Cette formulation reste prudente. Elle ne constitue ni des excuses officielles de la famille royale britannique, ni un engagement à financer des réparations. La nuance est essentielle dans un dossier où chaque mot possède une portée politique et juridique.
Plusieurs pays victimes de la traite des esclaves ont déjà invité la famille royale britannique à présenter des excuses. Ces États rappellent que le Royaume-Uni a bénéficié de ce commerce et de l’exploitation esclavagiste durant des siècles.
Jusqu’à présent, la famille royale n’a jamais présenté de telles excuses. Elle s’est également abstenue de promettre le versement de réparations. La procédure engagée par la Jamaïque pourrait donc tester les limites de cette position, mais encore faut-il que les questions soient effectivement renvoyées devant la juridiction concernée.
Comment les réparations peuvent prendre des formes différentes
Le mot « réparations » évoque souvent un dédommagement financier versé par un État à un autre. Le débat est pourtant plus large. Les mesures mémorielles, les excuses publiques, les investissements durables et les programmes destinés aux communautés affectées font aussi partie des réponses envisagées.
L’Église anglicane d’Angleterre a choisi une voie distincte de celle de Downing Street. Elle a présenté ses excuses pour ses liens historiques avec l’esclavage et s’est engagée, en 2023, à créer un fonds pluriannuel.
Ce fonds doit atteindre 100 millions de livres, soit environ 116 millions d’euros. Son but est de financer des investissements au sein de communautés affectées par l’héritage de l’esclavage, sans que cette initiative n’équivaille à la politique du gouvernement britannique.
- Les excuses officielles reconnaissent publiquement une responsabilité historique.

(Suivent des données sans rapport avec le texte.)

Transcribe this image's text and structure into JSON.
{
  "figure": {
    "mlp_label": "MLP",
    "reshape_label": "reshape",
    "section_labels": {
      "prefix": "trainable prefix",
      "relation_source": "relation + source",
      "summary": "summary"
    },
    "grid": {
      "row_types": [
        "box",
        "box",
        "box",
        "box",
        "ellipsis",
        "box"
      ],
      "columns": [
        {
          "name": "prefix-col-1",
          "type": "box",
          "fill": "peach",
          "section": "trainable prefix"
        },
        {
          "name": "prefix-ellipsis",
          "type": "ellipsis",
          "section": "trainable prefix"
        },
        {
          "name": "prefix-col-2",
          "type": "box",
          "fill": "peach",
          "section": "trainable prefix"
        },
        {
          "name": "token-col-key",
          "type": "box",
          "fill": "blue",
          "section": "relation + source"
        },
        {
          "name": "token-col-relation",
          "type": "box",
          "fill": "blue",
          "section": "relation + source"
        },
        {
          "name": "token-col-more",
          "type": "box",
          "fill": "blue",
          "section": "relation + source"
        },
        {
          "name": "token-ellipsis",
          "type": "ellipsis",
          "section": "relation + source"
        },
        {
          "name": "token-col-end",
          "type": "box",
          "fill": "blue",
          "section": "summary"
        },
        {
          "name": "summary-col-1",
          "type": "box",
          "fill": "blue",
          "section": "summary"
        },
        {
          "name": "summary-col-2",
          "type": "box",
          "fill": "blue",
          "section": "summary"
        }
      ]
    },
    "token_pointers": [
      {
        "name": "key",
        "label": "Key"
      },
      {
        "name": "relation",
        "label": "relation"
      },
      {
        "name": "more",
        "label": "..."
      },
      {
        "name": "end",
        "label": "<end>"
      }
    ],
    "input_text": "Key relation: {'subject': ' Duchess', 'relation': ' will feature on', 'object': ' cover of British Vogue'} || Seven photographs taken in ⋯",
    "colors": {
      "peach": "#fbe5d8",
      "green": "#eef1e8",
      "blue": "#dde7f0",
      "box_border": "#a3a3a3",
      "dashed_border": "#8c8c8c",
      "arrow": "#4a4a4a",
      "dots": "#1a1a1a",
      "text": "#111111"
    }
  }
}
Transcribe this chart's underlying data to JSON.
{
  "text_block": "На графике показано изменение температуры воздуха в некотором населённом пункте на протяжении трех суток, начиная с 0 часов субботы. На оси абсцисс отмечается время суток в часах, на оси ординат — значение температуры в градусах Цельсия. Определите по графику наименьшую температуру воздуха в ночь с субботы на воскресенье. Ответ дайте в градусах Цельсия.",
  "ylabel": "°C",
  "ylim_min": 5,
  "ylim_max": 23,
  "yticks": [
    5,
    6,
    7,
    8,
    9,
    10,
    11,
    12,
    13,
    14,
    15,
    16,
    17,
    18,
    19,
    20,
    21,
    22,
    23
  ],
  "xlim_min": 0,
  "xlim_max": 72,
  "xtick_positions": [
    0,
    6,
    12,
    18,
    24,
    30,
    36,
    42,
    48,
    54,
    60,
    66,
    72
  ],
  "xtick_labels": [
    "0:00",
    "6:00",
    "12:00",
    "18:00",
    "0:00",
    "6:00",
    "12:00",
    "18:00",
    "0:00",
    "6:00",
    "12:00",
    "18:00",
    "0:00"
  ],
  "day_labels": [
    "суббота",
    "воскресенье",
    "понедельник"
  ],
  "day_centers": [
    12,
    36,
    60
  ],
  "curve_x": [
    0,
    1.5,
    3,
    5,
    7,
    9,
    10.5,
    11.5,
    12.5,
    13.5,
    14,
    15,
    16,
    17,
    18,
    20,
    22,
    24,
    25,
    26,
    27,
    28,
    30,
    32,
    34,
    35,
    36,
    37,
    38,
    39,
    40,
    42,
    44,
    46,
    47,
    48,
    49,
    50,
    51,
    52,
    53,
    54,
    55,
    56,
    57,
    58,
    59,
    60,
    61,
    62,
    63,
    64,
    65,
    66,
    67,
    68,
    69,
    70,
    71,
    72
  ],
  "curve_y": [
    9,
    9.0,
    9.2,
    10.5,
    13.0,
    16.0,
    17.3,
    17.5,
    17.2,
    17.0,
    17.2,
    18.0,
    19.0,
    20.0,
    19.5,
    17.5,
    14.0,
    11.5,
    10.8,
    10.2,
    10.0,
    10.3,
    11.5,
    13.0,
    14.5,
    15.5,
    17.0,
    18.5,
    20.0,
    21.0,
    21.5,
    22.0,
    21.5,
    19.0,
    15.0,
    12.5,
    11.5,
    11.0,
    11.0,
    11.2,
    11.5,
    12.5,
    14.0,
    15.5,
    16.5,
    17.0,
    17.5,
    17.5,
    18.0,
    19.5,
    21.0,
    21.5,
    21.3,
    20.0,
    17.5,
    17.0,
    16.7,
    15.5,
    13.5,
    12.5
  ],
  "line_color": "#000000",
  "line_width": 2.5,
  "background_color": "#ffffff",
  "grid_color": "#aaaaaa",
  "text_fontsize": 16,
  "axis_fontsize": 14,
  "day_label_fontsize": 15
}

- Les actions mémorielles soutiennent la transmission de l’histoire de la traite négrière et de l’esclavage.
- Les investissements communautaires visent des effets durables dans les territoires et populations concernés.
- Les réparations financières ou matérielles restent la forme la plus contestée par les États appelés à les verser.
La Jamaïque place précisément ce dernier sujet au centre de son initiative. Sa pétition ne préjuge pas d’une décision, mais elle cherche à établir le cadre légal dans lequel cette revendication pourrait être examinée.
Ce qu’il faut éviter de confondre dans ce dossier
La pétition jamaïcaine ne signifie pas que Londres a accepté d’indemniser la Jamaïque. Au contraire, la réponse de Downing Street est un refus catégorique de verser des réparations.
Il ne faut pas non plus confondre le gouvernement britannique, la famille royale et l’Église anglicane d’Angleterre. Ces institutions ont des rôles différents et ont exprimé des positions différentes sur les excuses, la mémoire et les investissements liés à l’héritage de l’esclavage.
Enfin, l’avis consultatif demandé n’est pas une condamnation déjà prononcée. La démarche vise à obtenir une lecture juridique de faits historiques et d’une éventuelle obligation contemporaine du Royaume-Uni.
Pour la Jamaïque, l’enjeu immédiat est donc d’obtenir que ces trois questions soient examinées. La réponse britannique ferme le débat politique, mais elle n’efface pas la stratégie juridique engagée à Londres.